As I watched our matches against Dundee at the weekend, I saw genuine potential in several of our

young players at various age levels and this season has certainly been a significant one for ICT in

terms of the number of minutes played by our home-grown youngsters.

Daniel Mackay, Roddy MacGregor and Cammy Harper have been an invaluable part of the squad throughout, and, at various stages of the season, each one was arguably our top performer at that time. It was also pleasing to see Harry Nicholson, Ryan Fyffe and Lewis Hyde agreeing their first ‘professional’

contracts at the club last week and it is now up to them to make the final and most difficult step;

into that first team starting eleven on a regular basis.

Incredibly, and for the first time ever, ICT are presently working with eight different age level squads with games played on a Friday, Saturday and Sunday and our Academy resources have been

stretched to the limit. I was at the first ever Caledonian Thistle youth matches over 25 years ago when we had a total of two youth teams playing regular games and we thought we were doing well!

I have often recited the demands placed on clubs by the SFA ‘Project Brave’ initiative over the past

few years and I do wonder what the next brainchild will be.

I am, and always will be, an advocate for ‘dual age bands’ where your best under 11 and under 12 players would train and play together and

this would be replicated throughout the system up to the age of 18.

The less advanced players would play locally and aspire to improve and thus make the ICT youth squads later in their development.
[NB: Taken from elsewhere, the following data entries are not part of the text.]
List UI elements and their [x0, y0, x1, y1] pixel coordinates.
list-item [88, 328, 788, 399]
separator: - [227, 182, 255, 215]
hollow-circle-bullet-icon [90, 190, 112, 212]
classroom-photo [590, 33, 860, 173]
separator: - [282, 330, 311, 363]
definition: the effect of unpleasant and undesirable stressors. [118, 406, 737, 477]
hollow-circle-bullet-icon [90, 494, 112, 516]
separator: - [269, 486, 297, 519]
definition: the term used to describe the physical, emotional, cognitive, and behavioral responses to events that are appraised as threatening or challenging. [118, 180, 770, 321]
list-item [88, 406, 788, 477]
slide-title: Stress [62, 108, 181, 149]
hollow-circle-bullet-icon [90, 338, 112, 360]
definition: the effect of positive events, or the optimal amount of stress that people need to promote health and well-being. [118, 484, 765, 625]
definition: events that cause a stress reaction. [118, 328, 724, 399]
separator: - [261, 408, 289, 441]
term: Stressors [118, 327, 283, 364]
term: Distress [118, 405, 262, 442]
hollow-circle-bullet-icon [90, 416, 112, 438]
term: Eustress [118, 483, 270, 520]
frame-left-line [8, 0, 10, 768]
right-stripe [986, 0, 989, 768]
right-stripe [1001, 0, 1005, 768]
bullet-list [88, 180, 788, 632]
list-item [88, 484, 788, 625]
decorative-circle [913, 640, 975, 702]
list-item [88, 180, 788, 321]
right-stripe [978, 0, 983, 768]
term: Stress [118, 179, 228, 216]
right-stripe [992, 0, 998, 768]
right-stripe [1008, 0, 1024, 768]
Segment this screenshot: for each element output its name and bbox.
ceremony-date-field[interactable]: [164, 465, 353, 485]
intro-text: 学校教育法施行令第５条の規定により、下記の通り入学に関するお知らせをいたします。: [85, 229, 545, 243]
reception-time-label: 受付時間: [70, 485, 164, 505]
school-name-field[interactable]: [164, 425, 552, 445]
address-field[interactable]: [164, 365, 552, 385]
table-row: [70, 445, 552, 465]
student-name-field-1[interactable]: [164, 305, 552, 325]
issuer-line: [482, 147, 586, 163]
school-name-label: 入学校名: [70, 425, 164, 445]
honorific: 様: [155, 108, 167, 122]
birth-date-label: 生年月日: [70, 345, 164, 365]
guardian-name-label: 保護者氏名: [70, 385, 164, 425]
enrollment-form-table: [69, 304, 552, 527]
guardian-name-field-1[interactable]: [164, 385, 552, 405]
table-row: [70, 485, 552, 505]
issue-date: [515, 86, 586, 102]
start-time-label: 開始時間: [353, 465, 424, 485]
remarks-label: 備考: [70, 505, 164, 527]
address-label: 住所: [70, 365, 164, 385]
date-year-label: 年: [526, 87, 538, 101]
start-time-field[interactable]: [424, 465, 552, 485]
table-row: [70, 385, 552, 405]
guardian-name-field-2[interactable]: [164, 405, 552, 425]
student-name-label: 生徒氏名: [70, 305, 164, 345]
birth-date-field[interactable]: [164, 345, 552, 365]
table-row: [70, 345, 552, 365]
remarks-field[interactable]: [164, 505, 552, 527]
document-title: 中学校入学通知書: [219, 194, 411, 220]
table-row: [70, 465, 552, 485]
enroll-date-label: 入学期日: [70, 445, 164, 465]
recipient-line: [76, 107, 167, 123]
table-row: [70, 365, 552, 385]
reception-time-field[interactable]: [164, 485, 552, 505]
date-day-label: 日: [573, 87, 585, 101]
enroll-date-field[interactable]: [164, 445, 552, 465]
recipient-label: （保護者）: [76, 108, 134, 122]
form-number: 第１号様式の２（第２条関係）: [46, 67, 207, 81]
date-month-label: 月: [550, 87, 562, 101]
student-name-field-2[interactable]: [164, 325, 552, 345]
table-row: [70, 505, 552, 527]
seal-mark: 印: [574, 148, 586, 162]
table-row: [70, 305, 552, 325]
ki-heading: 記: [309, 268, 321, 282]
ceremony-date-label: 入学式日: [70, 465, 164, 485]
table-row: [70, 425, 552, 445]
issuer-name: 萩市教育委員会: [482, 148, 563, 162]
This would allow us to work with four integrated squads whilst alleviating the constant hunt for good

facilities and reducing the very significant travel costs incurred at the club.

In my opinion this would not detract from our efforts as a club to keep producing home grown talent and may well enhance our ability to do so.

Having spoken at length last week with former Ross County Head of Youth Development and current CEO Steve Ferguson on the subject we agreed that the demands of running so many squads was becoming increasingly challenging given our population base and geography.

Whilst both north clubs are keen to prioritise youth development as an important strategy going forward, we both hope that whatever the new SFA programme is it will be more realistic to clubs of our size and resources but only time will tell.